5. The tissue pure diffusion measurement method based on the slow diffusion coefficient according to claim 1, wherein The step of establishing a b-value distribution, and performing diffusion-weighted magnetic resonance imaging (DWI) scans at each b-value based on an MRI scanner to obtain an image corresponding to each b-value, where the b-value reflects the intensity of the diffusion-weighted gradient magnetic field, further includes: Performing multiple diffusion-weighted magnetic resonance imaging (DWI) scans at each b-value through an MRI scanner, collecting the image signal intensity values of each scan, and taking the average to identify the image signal intensity value at that b-value.

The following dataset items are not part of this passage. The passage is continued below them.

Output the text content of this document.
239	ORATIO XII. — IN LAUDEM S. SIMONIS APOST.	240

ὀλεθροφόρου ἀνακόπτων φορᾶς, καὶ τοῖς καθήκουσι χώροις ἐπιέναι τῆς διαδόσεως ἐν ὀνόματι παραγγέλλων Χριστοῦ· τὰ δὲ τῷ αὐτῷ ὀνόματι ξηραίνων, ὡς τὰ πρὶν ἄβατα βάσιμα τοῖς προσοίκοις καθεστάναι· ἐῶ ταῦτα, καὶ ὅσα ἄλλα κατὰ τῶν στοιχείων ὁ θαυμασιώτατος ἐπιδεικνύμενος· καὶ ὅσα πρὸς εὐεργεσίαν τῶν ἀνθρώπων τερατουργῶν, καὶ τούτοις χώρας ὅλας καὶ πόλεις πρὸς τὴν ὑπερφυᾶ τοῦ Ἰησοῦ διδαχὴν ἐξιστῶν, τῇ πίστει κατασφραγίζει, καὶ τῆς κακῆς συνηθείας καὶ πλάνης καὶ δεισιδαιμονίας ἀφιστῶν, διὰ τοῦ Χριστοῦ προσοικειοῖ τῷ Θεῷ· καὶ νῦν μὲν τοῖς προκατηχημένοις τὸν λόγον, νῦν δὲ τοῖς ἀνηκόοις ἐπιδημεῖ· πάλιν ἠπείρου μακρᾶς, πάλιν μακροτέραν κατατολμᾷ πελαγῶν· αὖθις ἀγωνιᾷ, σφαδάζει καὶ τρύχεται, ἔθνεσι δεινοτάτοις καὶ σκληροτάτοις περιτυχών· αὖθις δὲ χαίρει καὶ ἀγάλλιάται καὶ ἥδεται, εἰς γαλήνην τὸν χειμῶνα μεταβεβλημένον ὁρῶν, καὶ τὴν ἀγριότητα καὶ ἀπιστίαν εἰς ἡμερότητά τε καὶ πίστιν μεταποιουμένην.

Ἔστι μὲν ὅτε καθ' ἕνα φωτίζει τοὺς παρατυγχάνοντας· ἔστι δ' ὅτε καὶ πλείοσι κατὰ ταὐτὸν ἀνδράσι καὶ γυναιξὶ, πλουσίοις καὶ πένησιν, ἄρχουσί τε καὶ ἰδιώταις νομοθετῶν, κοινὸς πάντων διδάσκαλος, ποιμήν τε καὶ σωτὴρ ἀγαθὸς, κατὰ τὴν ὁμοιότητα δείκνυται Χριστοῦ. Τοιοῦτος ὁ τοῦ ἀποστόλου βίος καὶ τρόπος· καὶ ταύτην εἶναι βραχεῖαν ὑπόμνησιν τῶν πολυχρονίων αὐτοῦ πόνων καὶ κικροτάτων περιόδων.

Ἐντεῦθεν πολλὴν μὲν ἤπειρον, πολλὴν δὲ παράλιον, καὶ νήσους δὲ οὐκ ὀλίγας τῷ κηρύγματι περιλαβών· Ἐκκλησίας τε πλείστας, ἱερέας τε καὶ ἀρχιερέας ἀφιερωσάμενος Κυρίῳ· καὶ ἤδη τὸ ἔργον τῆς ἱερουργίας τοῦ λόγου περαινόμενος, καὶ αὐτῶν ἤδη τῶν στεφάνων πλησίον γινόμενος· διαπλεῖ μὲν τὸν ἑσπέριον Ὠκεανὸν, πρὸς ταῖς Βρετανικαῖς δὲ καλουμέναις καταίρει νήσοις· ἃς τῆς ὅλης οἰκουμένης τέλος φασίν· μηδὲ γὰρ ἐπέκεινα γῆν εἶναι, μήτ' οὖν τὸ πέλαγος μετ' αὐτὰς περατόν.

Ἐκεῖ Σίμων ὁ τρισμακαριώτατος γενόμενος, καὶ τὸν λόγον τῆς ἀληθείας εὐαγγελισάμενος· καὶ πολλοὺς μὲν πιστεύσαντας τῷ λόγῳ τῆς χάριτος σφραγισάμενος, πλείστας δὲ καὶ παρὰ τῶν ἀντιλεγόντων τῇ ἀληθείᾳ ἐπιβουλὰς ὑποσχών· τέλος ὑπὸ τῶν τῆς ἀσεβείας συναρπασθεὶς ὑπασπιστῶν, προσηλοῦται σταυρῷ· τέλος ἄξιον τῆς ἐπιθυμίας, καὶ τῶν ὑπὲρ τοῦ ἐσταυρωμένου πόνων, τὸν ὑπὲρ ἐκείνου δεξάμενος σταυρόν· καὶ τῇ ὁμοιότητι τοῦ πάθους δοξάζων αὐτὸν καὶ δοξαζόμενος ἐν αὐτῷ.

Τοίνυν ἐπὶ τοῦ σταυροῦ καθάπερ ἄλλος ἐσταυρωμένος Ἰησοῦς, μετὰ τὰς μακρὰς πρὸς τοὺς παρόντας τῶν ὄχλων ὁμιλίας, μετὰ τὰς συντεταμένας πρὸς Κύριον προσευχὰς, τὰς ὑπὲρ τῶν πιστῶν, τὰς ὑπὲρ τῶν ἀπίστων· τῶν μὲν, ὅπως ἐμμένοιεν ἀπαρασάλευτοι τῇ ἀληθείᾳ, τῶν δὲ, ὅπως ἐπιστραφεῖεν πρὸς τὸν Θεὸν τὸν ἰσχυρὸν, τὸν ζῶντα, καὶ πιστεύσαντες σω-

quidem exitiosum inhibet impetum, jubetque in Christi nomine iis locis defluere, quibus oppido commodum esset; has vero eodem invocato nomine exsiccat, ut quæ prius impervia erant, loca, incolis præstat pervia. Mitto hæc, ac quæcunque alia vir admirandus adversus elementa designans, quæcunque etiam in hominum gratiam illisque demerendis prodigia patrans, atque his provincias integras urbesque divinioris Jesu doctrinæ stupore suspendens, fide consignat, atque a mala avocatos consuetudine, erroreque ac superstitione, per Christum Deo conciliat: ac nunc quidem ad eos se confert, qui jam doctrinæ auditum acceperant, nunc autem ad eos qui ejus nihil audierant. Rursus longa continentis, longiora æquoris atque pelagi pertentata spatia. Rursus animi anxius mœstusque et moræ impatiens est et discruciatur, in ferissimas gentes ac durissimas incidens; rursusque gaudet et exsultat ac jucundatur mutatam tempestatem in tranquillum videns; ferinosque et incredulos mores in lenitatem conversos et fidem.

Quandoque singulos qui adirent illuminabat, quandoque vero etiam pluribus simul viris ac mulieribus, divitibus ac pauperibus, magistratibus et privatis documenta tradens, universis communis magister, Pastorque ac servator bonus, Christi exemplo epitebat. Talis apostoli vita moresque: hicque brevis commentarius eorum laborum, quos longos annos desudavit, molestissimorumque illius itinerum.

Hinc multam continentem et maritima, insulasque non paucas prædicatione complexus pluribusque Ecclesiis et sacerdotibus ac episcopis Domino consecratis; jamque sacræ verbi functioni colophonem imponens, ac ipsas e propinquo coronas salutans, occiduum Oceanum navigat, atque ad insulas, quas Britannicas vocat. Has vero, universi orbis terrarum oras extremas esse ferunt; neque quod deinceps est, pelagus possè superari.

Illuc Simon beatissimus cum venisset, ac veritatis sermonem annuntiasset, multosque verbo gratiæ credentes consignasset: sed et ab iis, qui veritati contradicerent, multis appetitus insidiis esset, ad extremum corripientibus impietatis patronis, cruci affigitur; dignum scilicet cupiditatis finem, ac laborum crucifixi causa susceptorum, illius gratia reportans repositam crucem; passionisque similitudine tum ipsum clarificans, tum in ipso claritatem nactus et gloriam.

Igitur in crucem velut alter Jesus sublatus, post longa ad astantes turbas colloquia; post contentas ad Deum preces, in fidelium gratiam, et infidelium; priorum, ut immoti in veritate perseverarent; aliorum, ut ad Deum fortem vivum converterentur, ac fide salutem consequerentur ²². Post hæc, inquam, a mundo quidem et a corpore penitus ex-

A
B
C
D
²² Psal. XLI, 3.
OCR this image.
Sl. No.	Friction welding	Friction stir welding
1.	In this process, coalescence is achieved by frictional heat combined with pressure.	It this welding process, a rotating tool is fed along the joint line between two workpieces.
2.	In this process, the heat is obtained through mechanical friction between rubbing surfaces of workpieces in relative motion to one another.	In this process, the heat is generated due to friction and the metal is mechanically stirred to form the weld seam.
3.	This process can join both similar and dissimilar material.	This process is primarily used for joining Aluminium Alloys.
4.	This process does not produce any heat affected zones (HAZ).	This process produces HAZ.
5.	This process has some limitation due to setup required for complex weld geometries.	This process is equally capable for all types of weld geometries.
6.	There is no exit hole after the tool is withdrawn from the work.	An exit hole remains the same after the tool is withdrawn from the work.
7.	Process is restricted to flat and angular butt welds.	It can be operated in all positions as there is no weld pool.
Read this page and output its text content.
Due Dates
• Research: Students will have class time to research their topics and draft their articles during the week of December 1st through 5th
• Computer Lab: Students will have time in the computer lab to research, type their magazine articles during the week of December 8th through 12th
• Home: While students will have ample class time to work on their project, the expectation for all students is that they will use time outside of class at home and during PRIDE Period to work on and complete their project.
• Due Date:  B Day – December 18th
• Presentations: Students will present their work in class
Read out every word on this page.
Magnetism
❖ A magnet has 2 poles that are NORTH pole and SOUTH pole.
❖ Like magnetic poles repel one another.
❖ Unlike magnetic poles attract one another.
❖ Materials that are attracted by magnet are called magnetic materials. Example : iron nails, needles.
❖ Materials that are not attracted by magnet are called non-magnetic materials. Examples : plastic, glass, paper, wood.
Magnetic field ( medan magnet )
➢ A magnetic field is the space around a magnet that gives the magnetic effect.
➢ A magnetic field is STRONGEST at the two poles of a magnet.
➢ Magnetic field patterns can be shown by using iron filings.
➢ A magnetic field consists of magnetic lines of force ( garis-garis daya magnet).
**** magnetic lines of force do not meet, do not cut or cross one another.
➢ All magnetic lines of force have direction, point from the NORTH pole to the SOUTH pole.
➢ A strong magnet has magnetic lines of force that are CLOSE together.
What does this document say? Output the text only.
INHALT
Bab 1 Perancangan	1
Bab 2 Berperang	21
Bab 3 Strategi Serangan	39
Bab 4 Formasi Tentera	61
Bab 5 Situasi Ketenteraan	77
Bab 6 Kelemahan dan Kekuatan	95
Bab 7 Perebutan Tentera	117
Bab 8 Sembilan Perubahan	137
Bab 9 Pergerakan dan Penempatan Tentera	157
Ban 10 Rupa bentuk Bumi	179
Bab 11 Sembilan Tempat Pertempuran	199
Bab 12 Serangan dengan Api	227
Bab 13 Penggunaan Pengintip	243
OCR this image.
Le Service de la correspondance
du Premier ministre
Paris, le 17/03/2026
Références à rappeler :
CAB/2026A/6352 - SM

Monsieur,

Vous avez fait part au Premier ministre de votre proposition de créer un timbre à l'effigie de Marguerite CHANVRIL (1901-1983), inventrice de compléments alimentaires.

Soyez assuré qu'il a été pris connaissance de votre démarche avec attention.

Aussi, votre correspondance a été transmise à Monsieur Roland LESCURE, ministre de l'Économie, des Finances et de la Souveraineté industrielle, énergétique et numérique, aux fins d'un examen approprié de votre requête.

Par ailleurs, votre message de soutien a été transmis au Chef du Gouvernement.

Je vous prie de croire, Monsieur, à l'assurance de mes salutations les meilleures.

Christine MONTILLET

6. The method for measuring pure diffusion of tissue based on the slow diffusion coefficient according to claim 1, wherein The step of obtaining the image signal intensity values of the first b-value and the second b-value includes: Respectively determining regions of interest from the image of the first b-value and the image of the second b-value; Measuring the signal intensity from the region of interest of the image of the first b-value, and measuring the signal intensity from the region of interest of the image of the second b-value to obtain the image signal intensity values of the first b-value and the second b-value.

7. An apparatus for measuring pure diffusion of tissue based on a slow diffusion coefficient, characterized in that The device is used to implement the steps of the tissue pure diffusion measurement method based on the slow diffusion coefficient according to any one of claims 1-6. The device includes: A scanning and imaging module, configured to establish a b-value distribution, and perform diffusion-weighted magnetic resonance imaging (DWI) scans at each b-value based on an MRI scanner to obtain an image corresponding to each b-value, where the b-value reflects the intensity of the diffusion-weighted gradient magnetic field; An image signal determination module, configured to respectively determine the images corresponding to the first b-value and the second b-value, and obtain the image signal intensity values of the first b-value and the second b-value, where both the first b-value and the second b-value are higher than a preset value; A slow diffusion coefficient determination module, configured to invoke a preset calculation and analysis program, and obtain a slow diffusion coefficient based on the image signal intensity values of the first b-value and the second b-value, where the slow diffusion coefficient is used to reflect the movement of diffusing water molecules in tissues and organs.

8. The tissue pure diffusion measurement device based on the slow diffusion coefficient according to claim 7, characterized in that, The preset value is 200 s / mm 2 , both the first b value and the second b value are greater than 200 s / mm 2 ; The interval difference between the first b-value and the second b-value is not significantly greater than a threshold; The calculation formula of the calculation and analysis program is: SDC = [SI(b1) – SI(b2)] / (b2 – b1), where SDC is the slow diffusion coefficient, b1 is the first b value, b2 is the second b value, and SI(b1) and SI(b2) are the image signal intensity values corresponding to the first b value and the second b value.

9. A terminal, characterized in that, The terminal includes a memory, a processor, and a tissue pure diffusion measurement program based on the slow diffusion coefficient stored in the memory and executable on the processor. When the processor executes the tissue pure diffusion measurement program based on the slow diffusion coefficient, the steps of the tissue pure diffusion measurement method based on the slow diffusion coefficient according to any one of claims 1-6 are implemented.

10. A computer-readable storage medium, characterized in that, A tissue pure diffusion measurement program based on the slow diffusion coefficient is stored on the computer-readable storage medium. When the tissue pure diffusion measurement program based on the slow diffusion coefficient is executed by the processor, the steps of the tissue pure diffusion measurement method based on the slow diffusion coefficient according to any one of claims 1-6 are implemented.